Indispensable benefits and unavoidable costs of unattended sound for cognitive functioning.

Critical to survival, and also to the organism's efficient management of the flow of information in the brain, is attentional selectivity; the ability to select one source of information to guide action whilst ignoring others that are irrelevant to the current behavioural goal. But such selectivity is not merely the inclusion of the relevant information and the complete neglect of irrelevant information. We discuss in this paper the way that all sound is processed in an obligatory fashion--whether relevant or irrelevant--and discuss the fate of sound in the case when it is irrelevant to the immediate mental task. Using the so-called irrelevant sound paradigm we show that unattended information is both registered and organised.

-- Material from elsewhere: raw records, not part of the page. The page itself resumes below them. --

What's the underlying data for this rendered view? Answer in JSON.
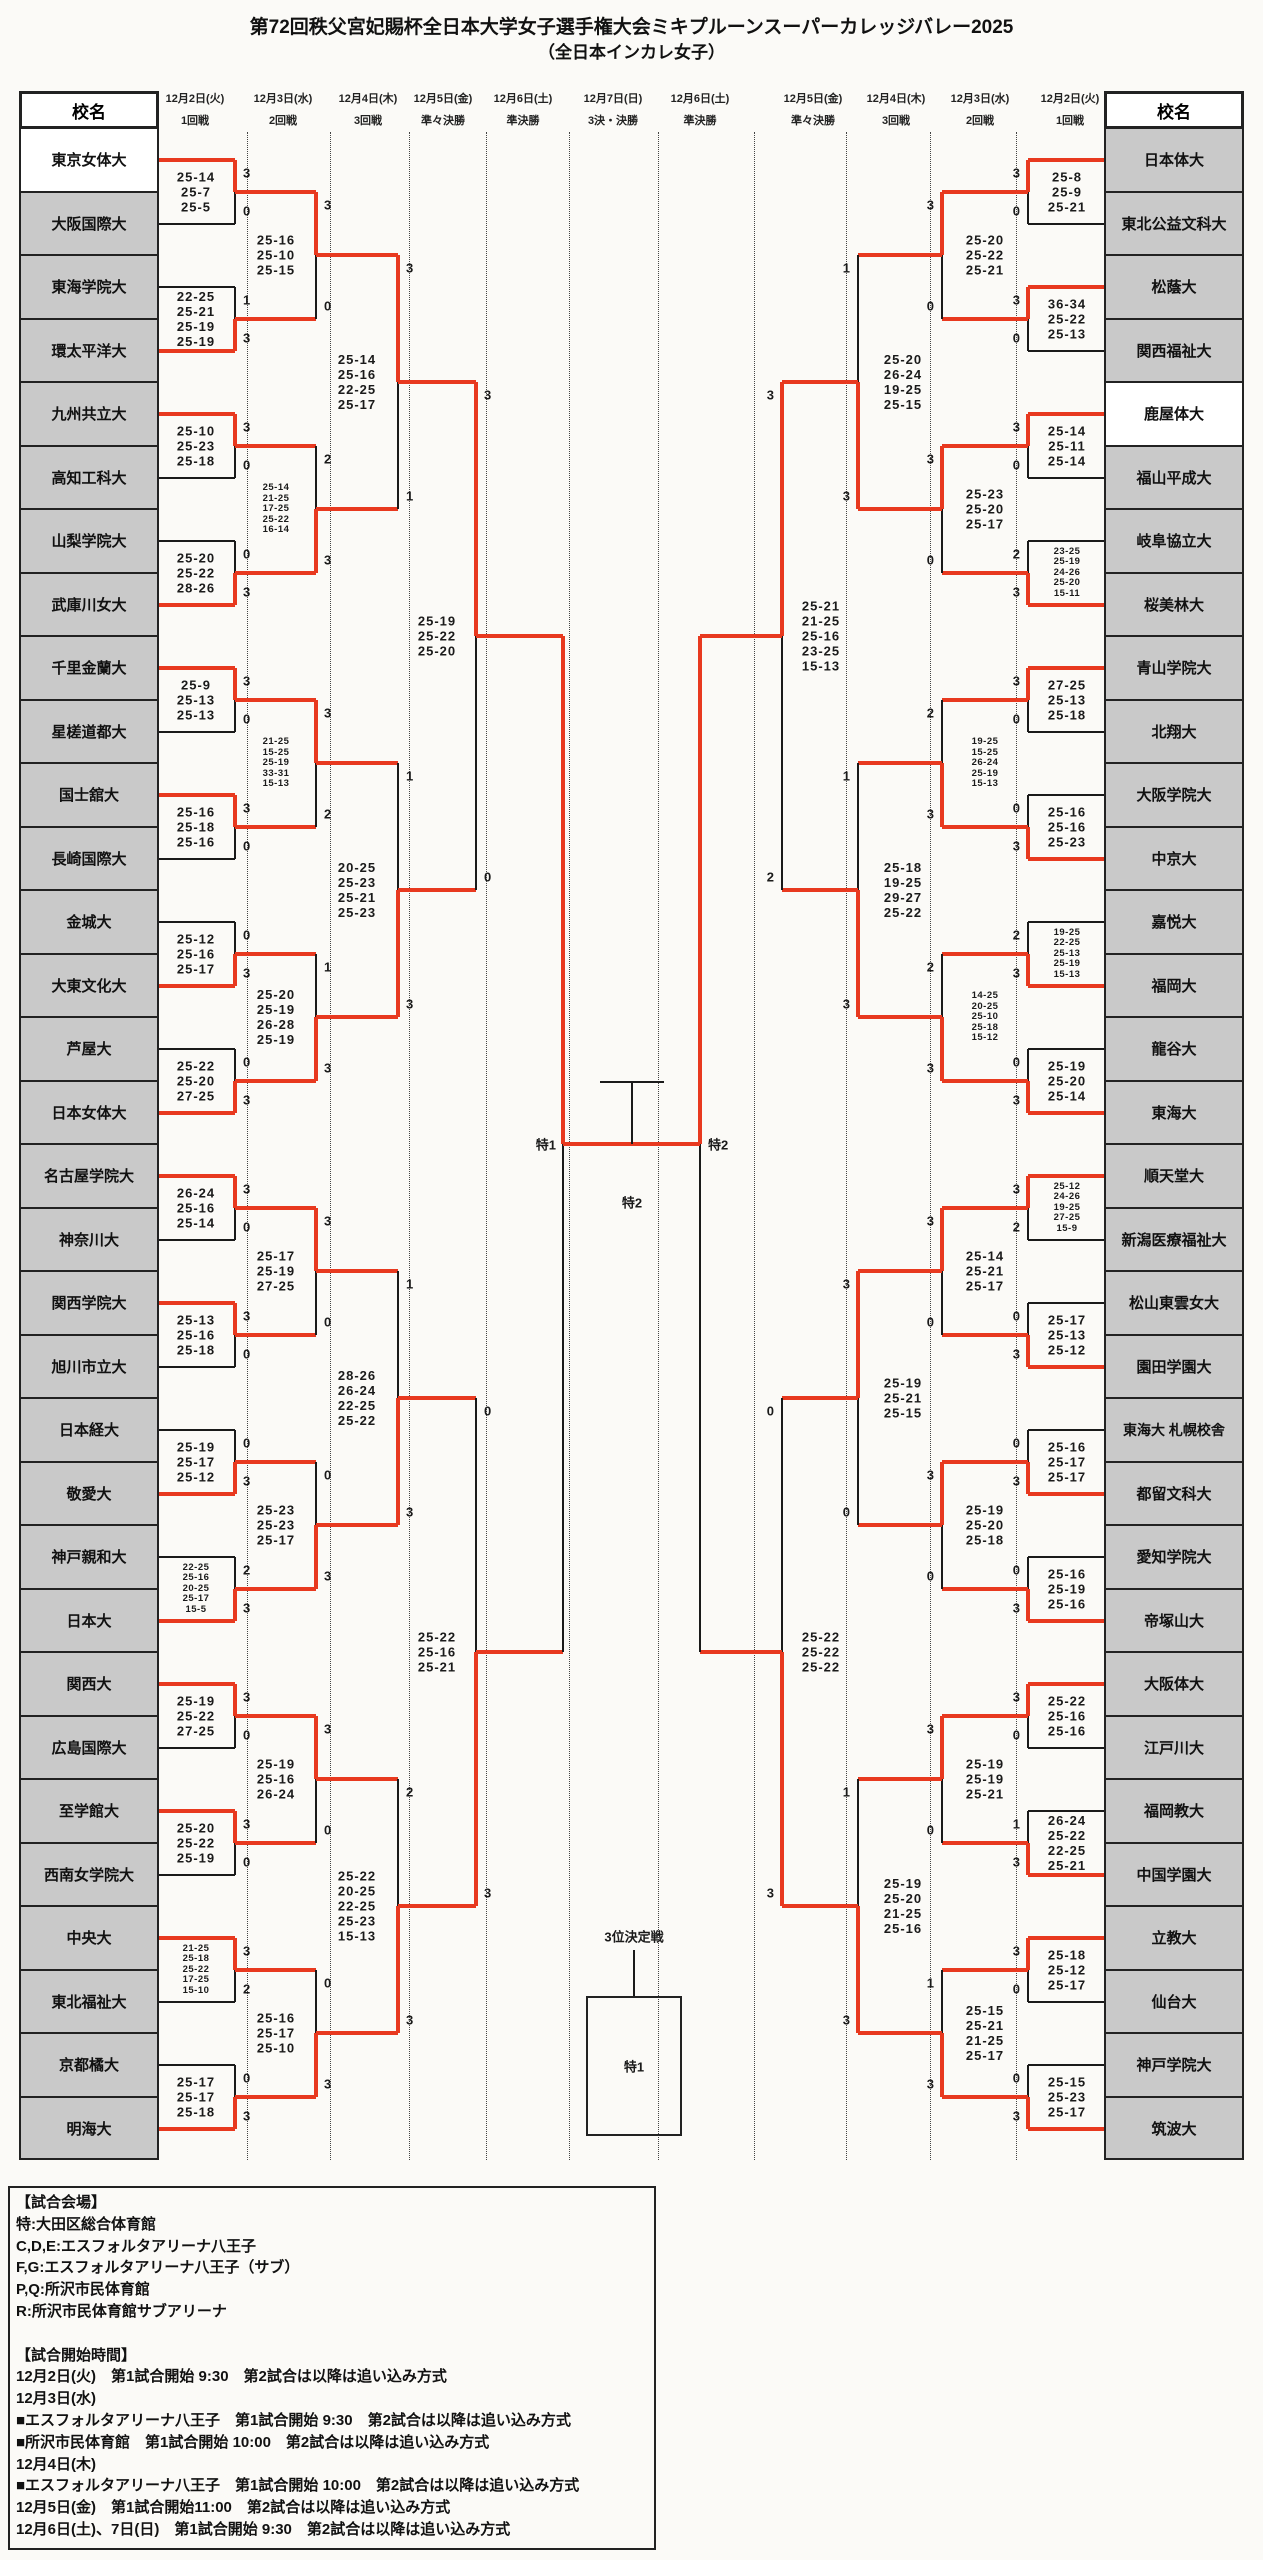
{
  "title": "第72回秩父宮妃賜杯全日本大学女子選手権大会ミキプルーンスーパーカレッジバレー2025",
  "subtitle": "（全日本インカレ女子）",
  "school_header": "校名",
  "columns": [
    {
      "date": "12月2日(火)",
      "round": "1回戦"
    },
    {
      "date": "12月3日(水)",
      "round": "2回戦"
    },
    {
      "date": "12月4日(木)",
      "round": "3回戦"
    },
    {
      "date": "12月5日(金)",
      "round": "準々決勝"
    },
    {
      "date": "12月6日(土)",
      "round": "準決勝"
    },
    {
      "date": "12月7日(日)",
      "round": "3決・決勝"
    },
    {
      "date": "12月6日(土)",
      "round": "準決勝"
    },
    {
      "date": "12月5日(金)",
      "round": "準々決勝"
    },
    {
      "date": "12月4日(木)",
      "round": "3回戦"
    },
    {
      "date": "12月3日(水)",
      "round": "2回戦"
    },
    {
      "date": "12月2日(火)",
      "round": "1回戦"
    }
  ],
  "left_teams": [
    {
      "name": "東京女体大",
      "highlight": true
    },
    {
      "name": "大阪国際大"
    },
    {
      "name": "東海学院大"
    },
    {
      "name": "環太平洋大"
    },
    {
      "name": "九州共立大"
    },
    {
      "name": "高知工科大"
    },
    {
      "name": "山梨学院大"
    },
    {
      "name": "武庫川女大"
    },
    {
      "name": "千里金蘭大"
    },
    {
      "name": "星槎道都大"
    },
    {
      "name": "国士舘大"
    },
    {
      "name": "長崎国際大"
    },
    {
      "name": "金城大"
    },
    {
      "name": "大東文化大"
    },
    {
      "name": "芦屋大"
    },
    {
      "name": "日本女体大"
    },
    {
      "name": "名古屋学院大"
    },
    {
      "name": "神奈川大"
    },
    {
      "name": "関西学院大"
    },
    {
      "name": "旭川市立大"
    },
    {
      "name": "日本経大"
    },
    {
      "name": "敬愛大"
    },
    {
      "name": "神戸親和大"
    },
    {
      "name": "日本大"
    },
    {
      "name": "関西大"
    },
    {
      "name": "広島国際大"
    },
    {
      "name": "至学館大"
    },
    {
      "name": "西南女学院大"
    },
    {
      "name": "中央大"
    },
    {
      "name": "東北福祉大"
    },
    {
      "name": "京都橘大"
    },
    {
      "name": "明海大"
    }
  ],
  "right_teams": [
    {
      "name": "日本体大"
    },
    {
      "name": "東北公益文科大"
    },
    {
      "name": "松蔭大"
    },
    {
      "name": "関西福祉大"
    },
    {
      "name": "鹿屋体大",
      "highlight": true
    },
    {
      "name": "福山平成大"
    },
    {
      "name": "岐阜協立大"
    },
    {
      "name": "桜美林大"
    },
    {
      "name": "青山学院大"
    },
    {
      "name": "北翔大"
    },
    {
      "name": "大阪学院大"
    },
    {
      "name": "中京大"
    },
    {
      "name": "嘉悦大"
    },
    {
      "name": "福岡大"
    },
    {
      "name": "龍谷大"
    },
    {
      "name": "東海大"
    },
    {
      "name": "順天堂大"
    },
    {
      "name": "新潟医療福祉大"
    },
    {
      "name": "松山東雲女大"
    },
    {
      "name": "園田学園大"
    },
    {
      "name": "東海大\n札幌校舎"
    },
    {
      "name": "都留文科大"
    },
    {
      "name": "愛知学院大"
    },
    {
      "name": "帝塚山大"
    },
    {
      "name": "大阪体大"
    },
    {
      "name": "江戸川大"
    },
    {
      "name": "福岡教大"
    },
    {
      "name": "中国学園大"
    },
    {
      "name": "立教大"
    },
    {
      "name": "仙台大"
    },
    {
      "name": "神戸学院大"
    },
    {
      "name": "筑波大"
    }
  ],
  "bracket": {
    "left": {
      "r1": [
        {
          "s": [
            "25-14",
            "25-7",
            "25-5"
          ],
          "n": [
            3,
            0
          ],
          "w": "t"
        },
        {
          "s": [
            "22-25",
            "25-21",
            "25-19",
            "25-19"
          ],
          "n": [
            1,
            3
          ],
          "w": "b"
        },
        {
          "s": [
            "25-10",
            "25-23",
            "25-18"
          ],
          "n": [
            3,
            0
          ],
          "w": "t"
        },
        {
          "s": [
            "25-20",
            "25-22",
            "28-26"
          ],
          "n": [
            0,
            3
          ],
          "w": "b"
        },
        {
          "s": [
            "25-9",
            "25-13",
            "25-13"
          ],
          "n": [
            3,
            0
          ],
          "w": "t"
        },
        {
          "s": [
            "25-16",
            "25-18",
            "25-16"
          ],
          "n": [
            3,
            0
          ],
          "w": "t"
        },
        {
          "s": [
            "25-12",
            "25-16",
            "25-17"
          ],
          "n": [
            0,
            3
          ],
          "w": "b"
        },
        {
          "s": [
            "25-22",
            "25-20",
            "27-25"
          ],
          "n": [
            0,
            3
          ],
          "w": "b"
        },
        {
          "s": [
            "26-24",
            "25-16",
            "25-14"
          ],
          "n": [
            3,
            0
          ],
          "w": "t"
        },
        {
          "s": [
            "25-13",
            "25-16",
            "25-18"
          ],
          "n": [
            3,
            0
          ],
          "w": "t"
        },
        {
          "s": [
            "25-19",
            "25-17",
            "25-12"
          ],
          "n": [
            0,
            3
          ],
          "w": "b"
        },
        {
          "s": [
            "22-25",
            "25-16",
            "20-25",
            "25-17",
            "15-5"
          ],
          "n": [
            2,
            3
          ],
          "w": "b",
          "small": true
        },
        {
          "s": [
            "25-19",
            "25-22",
            "27-25"
          ],
          "n": [
            3,
            0
          ],
          "w": "t"
        },
        {
          "s": [
            "25-20",
            "25-22",
            "25-19"
          ],
          "n": [
            3,
            0
          ],
          "w": "t"
        },
        {
          "s": [
            "21-25",
            "25-18",
            "25-22",
            "17-25",
            "15-10"
          ],
          "n": [
            3,
            2
          ],
          "w": "t",
          "small": true
        },
        {
          "s": [
            "25-17",
            "25-17",
            "25-18"
          ],
          "n": [
            0,
            3
          ],
          "w": "b"
        }
      ],
      "r2": [
        {
          "s": [
            "25-16",
            "25-10",
            "25-15"
          ],
          "n": [
            3,
            0
          ],
          "w": "t"
        },
        {
          "s": [
            "25-14",
            "21-25",
            "17-25",
            "25-22",
            "16-14"
          ],
          "n": [
            2,
            3
          ],
          "w": "b",
          "small": true
        },
        {
          "s": [
            "21-25",
            "15-25",
            "25-19",
            "33-31",
            "15-13"
          ],
          "n": [
            3,
            2
          ],
          "w": "t",
          "small": true
        },
        {
          "s": [
            "25-20",
            "25-19",
            "26-28",
            "25-19"
          ],
          "n": [
            1,
            3
          ],
          "w": "b"
        },
        {
          "s": [
            "25-17",
            "25-19",
            "27-25"
          ],
          "n": [
            3,
            0
          ],
          "w": "t"
        },
        {
          "s": [
            "25-23",
            "25-23",
            "25-17"
          ],
          "n": [
            0,
            3
          ],
          "w": "b"
        },
        {
          "s": [
            "25-19",
            "25-16",
            "26-24"
          ],
          "n": [
            3,
            0
          ],
          "w": "t"
        },
        {
          "s": [
            "25-16",
            "25-17",
            "25-10"
          ],
          "n": [
            0,
            3
          ],
          "w": "b"
        }
      ],
      "r3": [
        {
          "s": [
            "25-14",
            "25-16",
            "22-25",
            "25-17"
          ],
          "n": [
            3,
            1
          ],
          "w": "t"
        },
        {
          "s": [
            "20-25",
            "25-23",
            "25-21",
            "25-23"
          ],
          "n": [
            1,
            3
          ],
          "w": "b"
        },
        {
          "s": [
            "28-26",
            "26-24",
            "22-25",
            "25-22"
          ],
          "n": [
            1,
            3
          ],
          "w": "b"
        },
        {
          "s": [
            "25-22",
            "20-25",
            "22-25",
            "25-23",
            "15-13"
          ],
          "n": [
            2,
            3
          ],
          "w": "b"
        }
      ],
      "qf": [
        {
          "s": [
            "25-19",
            "25-22",
            "25-20"
          ],
          "n": [
            3,
            0
          ],
          "w": "t"
        },
        {
          "s": [
            "25-22",
            "25-16",
            "25-21"
          ],
          "n": [
            0,
            3
          ],
          "w": "b"
        }
      ],
      "sf": {
        "w": "t"
      }
    },
    "right": {
      "r1": [
        {
          "s": [
            "25-8",
            "25-9",
            "25-21"
          ],
          "n": [
            3,
            0
          ],
          "w": "t"
        },
        {
          "s": [
            "36-34",
            "25-22",
            "25-13"
          ],
          "n": [
            3,
            0
          ],
          "w": "t"
        },
        {
          "s": [
            "25-14",
            "25-11",
            "25-14"
          ],
          "n": [
            3,
            0
          ],
          "w": "t"
        },
        {
          "s": [
            "23-25",
            "25-19",
            "24-26",
            "25-20",
            "15-11"
          ],
          "n": [
            2,
            3
          ],
          "w": "b",
          "small": true
        },
        {
          "s": [
            "27-25",
            "25-13",
            "25-18"
          ],
          "n": [
            3,
            0
          ],
          "w": "t"
        },
        {
          "s": [
            "25-16",
            "25-16",
            "25-23"
          ],
          "n": [
            0,
            3
          ],
          "w": "b"
        },
        {
          "s": [
            "19-25",
            "22-25",
            "25-13",
            "25-19",
            "15-13"
          ],
          "n": [
            2,
            3
          ],
          "w": "b",
          "small": true
        },
        {
          "s": [
            "25-19",
            "25-20",
            "25-14"
          ],
          "n": [
            0,
            3
          ],
          "w": "b"
        },
        {
          "s": [
            "25-12",
            "24-26",
            "19-25",
            "27-25",
            "15-9"
          ],
          "n": [
            3,
            2
          ],
          "w": "t",
          "small": true
        },
        {
          "s": [
            "25-17",
            "25-13",
            "25-12"
          ],
          "n": [
            0,
            3
          ],
          "w": "b"
        },
        {
          "s": [
            "25-16",
            "25-17",
            "25-17"
          ],
          "n": [
            0,
            3
          ],
          "w": "b"
        },
        {
          "s": [
            "25-16",
            "25-19",
            "25-16"
          ],
          "n": [
            0,
            3
          ],
          "w": "b"
        },
        {
          "s": [
            "25-22",
            "25-16",
            "25-16"
          ],
          "n": [
            3,
            0
          ],
          "w": "t"
        },
        {
          "s": [
            "26-24",
            "25-22",
            "22-25",
            "25-21"
          ],
          "n": [
            1,
            3
          ],
          "w": "b"
        },
        {
          "s": [
            "25-18",
            "25-12",
            "25-17"
          ],
          "n": [
            3,
            0
          ],
          "w": "t"
        },
        {
          "s": [
            "25-15",
            "25-23",
            "25-17"
          ],
          "n": [
            0,
            3
          ],
          "w": "b"
        }
      ],
      "r2": [
        {
          "s": [
            "25-20",
            "25-22",
            "25-21"
          ],
          "n": [
            3,
            0
          ],
          "w": "t"
        },
        {
          "s": [
            "25-23",
            "25-20",
            "25-17"
          ],
          "n": [
            3,
            0
          ],
          "w": "t"
        },
        {
          "s": [
            "19-25",
            "15-25",
            "26-24",
            "25-19",
            "15-13"
          ],
          "n": [
            2,
            3
          ],
          "w": "b",
          "small": true
        },
        {
          "s": [
            "14-25",
            "20-25",
            "25-10",
            "25-18",
            "15-12"
          ],
          "n": [
            2,
            3
          ],
          "w": "b",
          "small": true
        },
        {
          "s": [
            "25-14",
            "25-21",
            "25-17"
          ],
          "n": [
            3,
            0
          ],
          "w": "t"
        },
        {
          "s": [
            "25-19",
            "25-20",
            "25-18"
          ],
          "n": [
            3,
            0
          ],
          "w": "t"
        },
        {
          "s": [
            "25-19",
            "25-19",
            "25-21"
          ],
          "n": [
            3,
            0
          ],
          "w": "t"
        },
        {
          "s": [
            "25-15",
            "25-21",
            "21-25",
            "25-17"
          ],
          "n": [
            1,
            3
          ],
          "w": "b"
        }
      ],
      "r3": [
        {
          "s": [
            "25-20",
            "26-24",
            "19-25",
            "25-15"
          ],
          "n": [
            1,
            3
          ],
          "w": "b"
        },
        {
          "s": [
            "25-18",
            "19-25",
            "29-27",
            "25-22"
          ],
          "n": [
            1,
            3
          ],
          "w": "b"
        },
        {
          "s": [
            "25-19",
            "25-21",
            "25-15"
          ],
          "n": [
            3,
            0
          ],
          "w": "t"
        },
        {
          "s": [
            "25-19",
            "25-20",
            "21-25",
            "25-16"
          ],
          "n": [
            1,
            3
          ],
          "w": "b"
        }
      ],
      "qf": [
        {
          "s": [
            "25-21",
            "21-25",
            "25-16",
            "23-25",
            "15-13"
          ],
          "n": [
            3,
            2
          ],
          "w": "t"
        },
        {
          "s": [
            "25-22",
            "25-22",
            "25-22"
          ],
          "n": [
            0,
            3
          ],
          "w": "b"
        }
      ],
      "sf": {
        "w": "t"
      }
    }
  },
  "center": {
    "sf1_venue": "特1",
    "sf2_venue": "特2",
    "final_venue": "特2",
    "third_place_label": "3位決定戦",
    "third_place_venue": "特1"
  },
  "notes_lines": [
    "【試合会場】",
    "特:大田区総合体育館",
    "C,D,E:エスフォルタアリーナ八王子",
    "F,G:エスフォルタアリーナ八王子（サブ）",
    "P,Q:所沢市民体育館",
    "R:所沢市民体育館サブアリーナ",
    "",
    "【試合開始時間】",
    "12月2日(火)　第1試合開始 9:30　第2試合は以降は追い込み方式",
    "12月3日(水)",
    "■エスフォルタアリーナ八王子　第1試合開始 9:30　第2試合は以降は追い込み方式",
    "■所沢市民体育館　第1試合開始 10:00　第2試合は以降は追い込み方式",
    "12月4日(木)",
    "■エスフォルタアリーナ八王子　第1試合開始 10:00　第2試合は以降は追い込み方式",
    "12月5日(金)　第1試合開始11:00　第2試合は以降は追い込み方式",
    "12月6日(土)、7日(日)　第1試合開始 9:30　第2試合は以降は追い込み方式"
  ],
  "colors": {
    "winner_path": "#e8391f",
    "line": "#1a1a1a",
    "cell_bg": "#c9c9c9",
    "highlight_bg": "#ffffff"
  }
}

This obligatory process of organisation compromises the efficiency of particular types of mental activity. We discuss how such interference comes about but the key emphasis is upon the possible beneficial effects of such processing-of-the-irrelevant, in allowing the switching of attention to be more facile and intelligent and in allowing the accumulation of evidence about statistical regularities in the auditory world (such as those helpful to the efficient perception, acquisition and use of language). In sum, we describe how purposeful processing based on directed attention is in a state of tension with the obligatory, automatic processing of the unattended. One of the consequences of this tension is typically manifested in auditory distraction, but the benefits of processing of the attended may considerably outweigh this disadvantage.